If only I had the PAP candidate for Punggol East, Dr Koh Poh Koon, there with me for consultation. After all, he’s a colorectal surgeon. He should know about rectums and collecting stool samples.
By 10:30am, I came to the conclusion that those two slices of toast with jam and that cup of Horlicks weren’t going to get my bowel moving.
I decided to walk to nearby Novena Square for an early lunch and take a stroll around the shopping centre until I reached the Promised Land.
So I ate some noodles at the food court and the plan worked. I soon felt the urge to go No. 2.
I also thought my other problem was solved when I miraculously found a squat toilet in the shopping centre.
Unlike a regular toilet bowl where your stool drops directly into the water, a squat toilet has a long, relatively dry area where you can land your stool above the waterline.
But it requires good aim.
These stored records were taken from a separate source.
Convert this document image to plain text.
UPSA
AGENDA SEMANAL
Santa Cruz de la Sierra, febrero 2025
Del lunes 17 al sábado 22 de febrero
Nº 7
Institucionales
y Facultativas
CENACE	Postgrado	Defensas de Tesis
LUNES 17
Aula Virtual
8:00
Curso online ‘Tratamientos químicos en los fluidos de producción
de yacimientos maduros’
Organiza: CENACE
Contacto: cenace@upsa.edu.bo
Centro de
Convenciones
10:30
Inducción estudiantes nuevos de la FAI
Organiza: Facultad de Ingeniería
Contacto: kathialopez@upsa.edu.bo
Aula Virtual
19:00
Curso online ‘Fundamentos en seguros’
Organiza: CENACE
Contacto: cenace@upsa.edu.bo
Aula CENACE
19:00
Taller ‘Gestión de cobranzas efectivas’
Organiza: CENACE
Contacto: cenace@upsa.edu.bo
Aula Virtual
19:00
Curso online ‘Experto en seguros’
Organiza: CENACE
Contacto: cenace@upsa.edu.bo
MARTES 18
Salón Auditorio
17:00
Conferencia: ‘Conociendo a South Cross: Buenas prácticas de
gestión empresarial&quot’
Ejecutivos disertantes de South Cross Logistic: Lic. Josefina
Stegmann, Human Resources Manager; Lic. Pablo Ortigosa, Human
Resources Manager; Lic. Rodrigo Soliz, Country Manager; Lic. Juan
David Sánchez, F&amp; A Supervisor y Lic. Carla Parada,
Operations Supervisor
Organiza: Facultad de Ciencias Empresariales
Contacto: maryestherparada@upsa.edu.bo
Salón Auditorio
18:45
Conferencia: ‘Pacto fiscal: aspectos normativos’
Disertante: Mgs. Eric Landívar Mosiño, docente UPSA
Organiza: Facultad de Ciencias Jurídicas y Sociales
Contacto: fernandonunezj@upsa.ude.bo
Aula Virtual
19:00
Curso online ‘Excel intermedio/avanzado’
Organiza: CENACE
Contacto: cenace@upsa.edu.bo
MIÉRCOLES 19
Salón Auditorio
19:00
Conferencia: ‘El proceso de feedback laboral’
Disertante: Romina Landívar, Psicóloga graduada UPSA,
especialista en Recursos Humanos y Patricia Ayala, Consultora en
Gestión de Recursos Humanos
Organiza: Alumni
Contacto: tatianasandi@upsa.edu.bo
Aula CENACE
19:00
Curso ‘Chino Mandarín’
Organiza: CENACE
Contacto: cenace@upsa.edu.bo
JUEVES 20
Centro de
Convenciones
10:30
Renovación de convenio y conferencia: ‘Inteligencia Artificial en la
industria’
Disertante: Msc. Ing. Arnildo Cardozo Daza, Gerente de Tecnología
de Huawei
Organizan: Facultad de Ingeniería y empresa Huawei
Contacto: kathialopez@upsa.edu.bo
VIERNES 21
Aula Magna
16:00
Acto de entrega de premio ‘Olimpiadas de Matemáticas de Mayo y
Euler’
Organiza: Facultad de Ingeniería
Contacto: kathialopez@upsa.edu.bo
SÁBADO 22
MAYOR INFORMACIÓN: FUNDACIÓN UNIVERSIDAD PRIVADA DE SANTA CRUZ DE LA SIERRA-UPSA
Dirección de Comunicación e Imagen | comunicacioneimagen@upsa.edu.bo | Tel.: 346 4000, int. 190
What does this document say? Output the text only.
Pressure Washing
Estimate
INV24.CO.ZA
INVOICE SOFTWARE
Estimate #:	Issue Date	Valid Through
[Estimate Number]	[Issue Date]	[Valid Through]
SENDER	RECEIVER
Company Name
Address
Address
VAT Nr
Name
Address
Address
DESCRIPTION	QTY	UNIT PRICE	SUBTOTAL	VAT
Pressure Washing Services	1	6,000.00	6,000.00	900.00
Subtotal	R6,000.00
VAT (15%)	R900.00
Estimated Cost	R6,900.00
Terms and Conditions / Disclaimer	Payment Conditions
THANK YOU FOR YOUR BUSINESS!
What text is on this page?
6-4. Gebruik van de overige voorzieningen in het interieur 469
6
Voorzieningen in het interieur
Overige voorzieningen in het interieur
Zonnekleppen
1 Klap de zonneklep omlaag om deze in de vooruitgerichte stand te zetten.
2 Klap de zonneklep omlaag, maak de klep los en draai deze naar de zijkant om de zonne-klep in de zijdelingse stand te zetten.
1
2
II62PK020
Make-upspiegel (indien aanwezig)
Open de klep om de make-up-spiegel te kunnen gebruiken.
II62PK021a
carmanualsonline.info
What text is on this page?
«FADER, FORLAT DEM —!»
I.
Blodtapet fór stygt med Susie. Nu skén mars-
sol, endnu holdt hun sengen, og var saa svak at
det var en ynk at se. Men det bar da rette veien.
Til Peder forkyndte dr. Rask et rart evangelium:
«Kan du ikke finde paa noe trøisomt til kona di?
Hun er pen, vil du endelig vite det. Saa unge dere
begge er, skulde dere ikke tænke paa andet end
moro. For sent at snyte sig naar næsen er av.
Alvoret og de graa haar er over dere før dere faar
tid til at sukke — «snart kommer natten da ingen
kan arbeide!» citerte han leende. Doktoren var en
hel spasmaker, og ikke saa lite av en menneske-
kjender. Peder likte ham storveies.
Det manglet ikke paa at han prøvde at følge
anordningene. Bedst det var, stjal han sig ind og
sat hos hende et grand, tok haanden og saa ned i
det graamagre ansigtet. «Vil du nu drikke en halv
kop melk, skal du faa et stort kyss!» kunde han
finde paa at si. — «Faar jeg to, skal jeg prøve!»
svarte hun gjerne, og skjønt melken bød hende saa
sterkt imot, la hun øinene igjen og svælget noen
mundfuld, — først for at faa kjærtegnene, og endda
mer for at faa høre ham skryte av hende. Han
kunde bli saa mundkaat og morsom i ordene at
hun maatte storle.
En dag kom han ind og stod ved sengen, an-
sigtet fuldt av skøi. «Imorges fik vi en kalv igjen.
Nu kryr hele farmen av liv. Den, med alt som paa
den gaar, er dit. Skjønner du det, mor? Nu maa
I totally missed it with my first attempt which fell right into the water.
I adjusted my position and my second piece landed where I wanted.
Unfortunately, it was such a big chunk that gravity and the slick surface caused it to slide down into the water before I could get to it.
I had just one more chance. I didn’t have any more in me. I decided to bite the bullet and go for a more direct approach.
As the stool was coming out, I tried to catch it with the container.
But because I couldn’t see what was happening down there, I misjudged and scraped against the emerging stool with the container and my fingers.
Mission abort! Mission abort!
I just got warm crap on my fingers!
I gave up. I might as well just go home and return with the stool sample on another day.
And then I spotted it. Another miracle.
Lying in the squat toilet far above the waterline was a small piece of stool, waiting for me.
My heart lept.
As I bent down to get my sample, I somehow activated the autoflush and my miracle was washed down the toilet.
Noooooooooooo! My precious faeces!
I was spent. What now, Kemosabe?
I looked at the container. The scraping from my stool was still on the brim.
Wait. Could the scraping be considered a “sample”?
I mean, the amount was about as much as the free samples that ice cream sellers give out.
So with the lid, I carefully pushed the scraping into the container, closed it and voilà, I got my stool sample.
I returned to Mount Elizabeth Novena Hospital with my filled container and a sense of accomplishment.
Mr Yam Ah Mee might not have announced it on TV, but it was a triumph as hard-earned as winning any by-election.
And yes, I’ve washed my hands.
- Published in The New Paper, 27 January 2013
UPDATE: After reading this column, someone suggested that I should have just put some toilet paper on my hand, poop into the toilet paper and collect the stool sample from there. It sounds like a good solution except that pooping into your own hand is kind of gross. Plus my arm may not be long enough for me to poop into my own hand.